Askep Konstipasi
Askep Konstipasi
Askep Konstipasi
Kep
Mata kuliah : KMB 1
“KONSTIPASI”
Oleh :
RANA AULIA
NIM : 20040
KONSEP MEDIS
A. Pengertian
o Konstipasi adalah suatu penurunan defekasi yang normal pada seseorang, disertai
dengan kesulitan keluarnya feses yang tidak lengkap atau keluarnya feses yang
sangat keras dan kering (Wilkinson, 2006).
o Konstipasi adalah defekasi dengan frekuensi yang sedikit, tinja tidak cukup
jumlahnya, berbentuk keras dan kering (Oenzil, 1995).
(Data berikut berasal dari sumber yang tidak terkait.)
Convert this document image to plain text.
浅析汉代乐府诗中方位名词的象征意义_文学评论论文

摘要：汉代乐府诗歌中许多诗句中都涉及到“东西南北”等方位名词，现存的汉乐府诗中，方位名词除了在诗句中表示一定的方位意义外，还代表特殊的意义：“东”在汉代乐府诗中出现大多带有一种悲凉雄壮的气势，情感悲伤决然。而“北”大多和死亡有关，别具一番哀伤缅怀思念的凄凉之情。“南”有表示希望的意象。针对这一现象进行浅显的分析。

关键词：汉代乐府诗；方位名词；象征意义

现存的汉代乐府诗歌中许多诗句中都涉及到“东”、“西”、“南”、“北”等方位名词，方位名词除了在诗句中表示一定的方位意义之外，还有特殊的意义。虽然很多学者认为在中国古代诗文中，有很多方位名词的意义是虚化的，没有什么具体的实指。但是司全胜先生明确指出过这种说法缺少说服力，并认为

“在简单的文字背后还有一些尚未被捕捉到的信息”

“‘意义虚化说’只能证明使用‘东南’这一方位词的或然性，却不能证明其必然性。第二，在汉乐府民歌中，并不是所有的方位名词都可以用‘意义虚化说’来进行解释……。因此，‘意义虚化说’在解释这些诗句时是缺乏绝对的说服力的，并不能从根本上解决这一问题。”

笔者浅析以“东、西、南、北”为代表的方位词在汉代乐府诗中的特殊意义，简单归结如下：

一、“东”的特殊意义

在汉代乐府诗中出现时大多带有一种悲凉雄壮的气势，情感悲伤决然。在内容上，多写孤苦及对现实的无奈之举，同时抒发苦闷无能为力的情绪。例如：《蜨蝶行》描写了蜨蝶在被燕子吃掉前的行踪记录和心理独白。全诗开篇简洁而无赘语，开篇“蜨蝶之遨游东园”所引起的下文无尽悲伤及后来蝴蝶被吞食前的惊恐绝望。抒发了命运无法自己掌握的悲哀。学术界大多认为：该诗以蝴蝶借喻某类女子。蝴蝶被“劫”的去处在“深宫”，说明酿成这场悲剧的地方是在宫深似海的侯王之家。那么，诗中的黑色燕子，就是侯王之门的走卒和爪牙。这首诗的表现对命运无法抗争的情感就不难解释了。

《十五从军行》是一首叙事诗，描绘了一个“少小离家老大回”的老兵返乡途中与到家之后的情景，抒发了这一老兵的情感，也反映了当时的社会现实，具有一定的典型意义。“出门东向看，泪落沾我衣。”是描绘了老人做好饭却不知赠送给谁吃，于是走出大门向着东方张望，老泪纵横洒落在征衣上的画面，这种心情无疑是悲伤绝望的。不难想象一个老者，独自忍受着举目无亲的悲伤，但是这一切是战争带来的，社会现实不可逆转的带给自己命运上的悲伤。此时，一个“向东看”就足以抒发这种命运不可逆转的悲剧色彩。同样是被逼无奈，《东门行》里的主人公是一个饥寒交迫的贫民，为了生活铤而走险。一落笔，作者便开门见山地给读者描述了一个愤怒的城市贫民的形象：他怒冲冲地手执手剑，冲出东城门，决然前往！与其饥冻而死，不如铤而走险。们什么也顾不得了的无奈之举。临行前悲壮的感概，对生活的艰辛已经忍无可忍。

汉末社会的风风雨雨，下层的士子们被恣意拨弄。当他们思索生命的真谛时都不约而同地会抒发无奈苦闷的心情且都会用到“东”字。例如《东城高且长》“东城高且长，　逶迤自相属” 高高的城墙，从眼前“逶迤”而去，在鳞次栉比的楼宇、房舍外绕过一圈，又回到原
o Konstipasi adalah kesulitan atau kelambatan pasase feses yang menyangkut
konsistensi tinja dan frekuensi berhajat. Konstipasi dikatakan akut jika lamanya 1
sampai 4 minggu, sedangkan dikatakan kronik jika lamanya lebih dari 1 bulan
(Mansjoer, 2000).
o Konstipasi adalah kesulitan atau jarang defekasi yang mungkin karena feses keras
atau kering sehingga terjadi kebiasaaan defekasi yang tidak teratur, faktor
psikogenik, kurang aktifitas, asupan cairan yang tidak adekuat dan abnormalitas usus.
(Paath, E.F. 2004) .
o Konstipasi merupakan gejala, bukan penyakit. Konstipasi adalah penurunan frekunsi
defekasi, yang diikuti oleh pengeluaran feses yang lama atau keras dan kering.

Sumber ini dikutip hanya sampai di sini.